So I guess I'm sort of asking: How do you approach your overall finances with regards to owning or even living on a boat and make sure you're not going to far? or not far enough (and end up annoyed because you didn't buy a comfortable enough home)? Stuff like that. Any advice appreciated.
Going back for a moment to the OP. We've gotten off into all our investment strategies, but back to your basic question, you and your partner must do what allows you to be comfortable. If it doesn't feel right, it probably isn't right for you.
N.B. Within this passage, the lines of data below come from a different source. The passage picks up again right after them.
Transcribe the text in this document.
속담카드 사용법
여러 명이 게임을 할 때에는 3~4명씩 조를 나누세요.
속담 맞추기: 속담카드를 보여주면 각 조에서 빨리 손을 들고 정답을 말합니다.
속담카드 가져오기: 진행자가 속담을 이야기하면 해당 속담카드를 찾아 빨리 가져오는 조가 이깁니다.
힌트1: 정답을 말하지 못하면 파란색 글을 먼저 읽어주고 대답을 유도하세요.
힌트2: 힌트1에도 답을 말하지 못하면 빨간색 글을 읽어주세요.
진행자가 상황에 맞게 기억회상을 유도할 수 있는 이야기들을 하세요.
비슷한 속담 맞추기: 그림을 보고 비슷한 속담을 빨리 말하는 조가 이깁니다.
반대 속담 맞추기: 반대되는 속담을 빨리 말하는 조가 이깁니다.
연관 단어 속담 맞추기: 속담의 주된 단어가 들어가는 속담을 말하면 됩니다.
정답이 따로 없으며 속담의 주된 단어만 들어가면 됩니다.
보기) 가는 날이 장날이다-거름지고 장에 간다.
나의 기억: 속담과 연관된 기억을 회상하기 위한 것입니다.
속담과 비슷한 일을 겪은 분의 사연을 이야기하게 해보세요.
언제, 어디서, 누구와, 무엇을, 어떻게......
I think one key is you don't make these decisions quickly or in a vacuum. You start thinking of them well ahead and you look at the numbers and you note the changes in your situation along the way. For instance, just in the last couple of years, your savings likely grew but so did the price of the boat, so you may reconsider what boat or decide savings grew enough to cover. Similarly, a rental or purchase home down the road has likely jumped in cost. You reevaluate for that.
You consider all the possible market shifts and health obstacles and also whether you and your family will enjoy as much as you think or thought. However, if any part of your plan really makes you uncomfortable, then reevaluate that aspect.
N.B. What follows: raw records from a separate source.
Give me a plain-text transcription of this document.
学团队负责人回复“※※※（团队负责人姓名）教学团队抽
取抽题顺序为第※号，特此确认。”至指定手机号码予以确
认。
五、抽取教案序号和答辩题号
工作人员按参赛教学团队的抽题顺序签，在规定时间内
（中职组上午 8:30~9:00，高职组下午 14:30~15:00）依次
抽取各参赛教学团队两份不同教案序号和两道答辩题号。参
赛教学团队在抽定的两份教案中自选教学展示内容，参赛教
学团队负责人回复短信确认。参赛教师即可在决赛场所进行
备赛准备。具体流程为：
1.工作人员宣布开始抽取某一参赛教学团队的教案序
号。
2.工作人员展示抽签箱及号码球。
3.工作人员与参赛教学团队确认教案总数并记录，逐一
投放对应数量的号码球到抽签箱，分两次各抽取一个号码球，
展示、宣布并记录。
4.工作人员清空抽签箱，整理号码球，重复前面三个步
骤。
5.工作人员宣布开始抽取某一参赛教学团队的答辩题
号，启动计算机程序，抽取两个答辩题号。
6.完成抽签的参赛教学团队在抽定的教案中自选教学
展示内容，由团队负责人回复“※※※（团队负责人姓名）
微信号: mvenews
You're surrounded here, as in life, by people with far more and far less than you might have. Don't allow either to influence you too greatly. Don't pursue the dreams of others, just the life that works for you. Carefully think about alternatives. I know one couple that had plans for a larger boat and then suddenly it hit them that much of what they wanted to see could be done in a far more lavish motor home and they could rent boats around the country, maybe own one in their small home base. To them the simpler motor home life offset any desire they had for the water.
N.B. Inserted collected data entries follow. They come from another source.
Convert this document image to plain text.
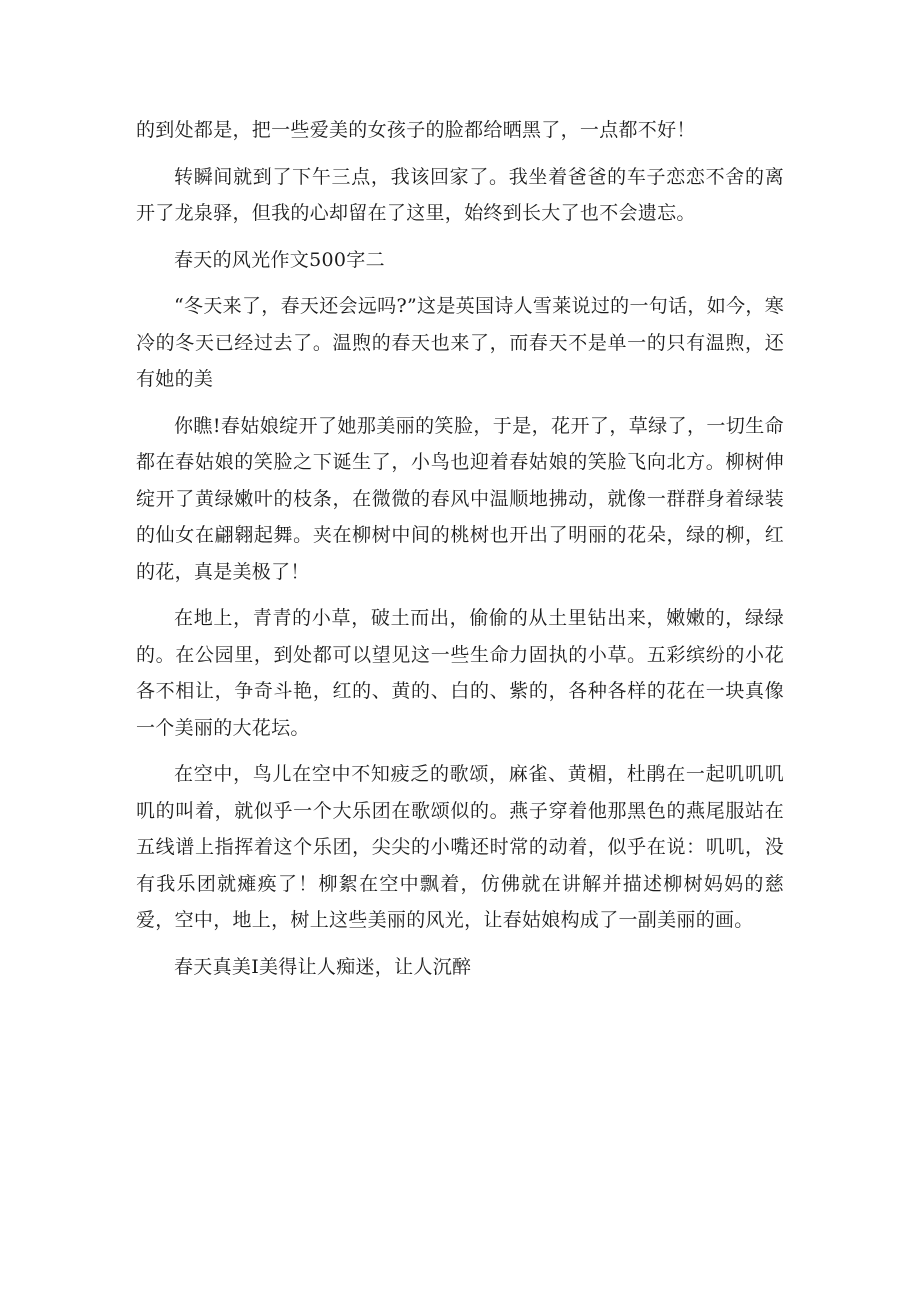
的到处都是，把一些爱美的女孩子的脸都给晒黑了，一点都不好！

转瞬间就到了下午三点，我该回家了。我坐着爸爸的车子恋恋不舍的离开了龙泉驿，但我的心却留在了这里，始终到长大了也不会遗忘。

春天的风光作文500字二

“冬天来了，春天还会远吗?”这是英国诗人雪莱说过的一句话，如今，寒冷的冬天已经过去了。温煦的春天也来了，而春天不是单一的只有温煦，还有她的美

你瞧!春姑娘绽开了她那美丽的笑脸，于是，花开了，草绿了，一切生命都在春姑娘的笑脸之下诞生了，小鸟也迎着春姑娘的笑脸飞向北方。柳树伸绽开了黄绿嫩叶的枝条，在微微的春风中温顺地拂动，就像一群群身着绿装的仙女在翩翱起舞。夹在柳树中间的桃树也开出了明丽的花朵，绿的柳，红的花，真是美极了！

在地上，青青的小草，破土而出，偷偷的从土里钻出来，嫩嫩的，绿绿的。在公园里，到处都可以望见这一些生命力固执的小草。五彩缤纷的小花各不相让，争奇斗艳，红的、黄的、白的、紫的，各种各样的花在一块真像一个美丽的大花坛。

在空中，鸟儿在空中不知疲乏的歌颂，麻雀、黄楣，杜鹃在一起叽叽叽叽的叫着，就似乎一个大乐团在歌颂似的。燕子穿着他那黑色的燕尾服站在五线谱上指挥着这个乐团，尖尖的小嘴还时常的动着，似乎在说：叽叽，没有我乐团就瘫痪了！柳絮在空中飘着，仿佛就在讲解并描述柳树妈妈的慈爱，空中，地上，树上这些美丽的风光，让春姑娘构成了一副美丽的画。

春天真美I美得让人痴迷，让人沉醉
Discuss the perfect retirement with others, not just with boaters. We have close friends (and employees) who we recruited from our former home area in NC and their original thought was at retirement to go back to NC. They both grew up in the country on their parents acreage with cows, horses, pigs, and dogs. They enjoy boating but not like we do. Oh see them at work where they run our salons and you'd think city girls all the way. They just love South Florida so much they can never see leaving. They had a small home, fully paid for that was like the neighborhood doll house after all they'd done. Two black labs. Now, in South Florida there is an area called Southwest Ranches. Ranches not the size of Texas or NC, but horse lovers. They found an older home on acreage and more acreage beside it. They reevaluated their plans. The took on debt they never planned on. It means working longer than they ever would have had to but if they can go home each day to their "ranch" all is good. Alice is 50 and Rachel is 42. They decided they would rehab the house themselves with a little help. They have four horses of their own and board and keep 6 for others. They love their jobs and have found a perfect life for themselves. They get a total of 45 and 40 days of Personal Time Off in a year. They've taught the two 7 year olds in our family to ride, one who still prefers boating but one who loves time there with the horses even more and got her own black lab for Christmas. Alice and Rachel are at home covered with mud, grooming horses, tumbling with their dogs, hammering as they add a porch to their home, covered with paint. They love things we would hate doing, other than we love riding their horses. And, yes, they do have a Plan B. As they set down with us to talk about their plans, they knew I'd ask that. While prices may change, their property has at this point appreciated 60% in value between property prices in the area and the work they've done on it. Yes, two beautiful hairdressers supreme even built a stable/barn themselves. I've known them the longest of any two people in my life as started getting my hair done by Alice when we were both 25 and haven't been to anyone but her or Rachel since. I remember when Rachel was hired about three years later and Alice her mentor so Rachel at the adjacent booth. And I remember when we invited them to dinner about 20 years ago and they were shocked we'd figured out their relationship wasn't platonic.
The point is that Alice and Rachel have found the life and retirement plan for themselves. We also love they've taught Aurora and Juliet not just to love the horses and dogs, but what is involved taking care of them and grooming and even shoveling and sweeping the stables. When they go ride, they also do that part.
Boating is our love but not our only one and you need to balance all in your life and plan what works for you. Then don't be ashamed ever to change that plan if you feel the desire.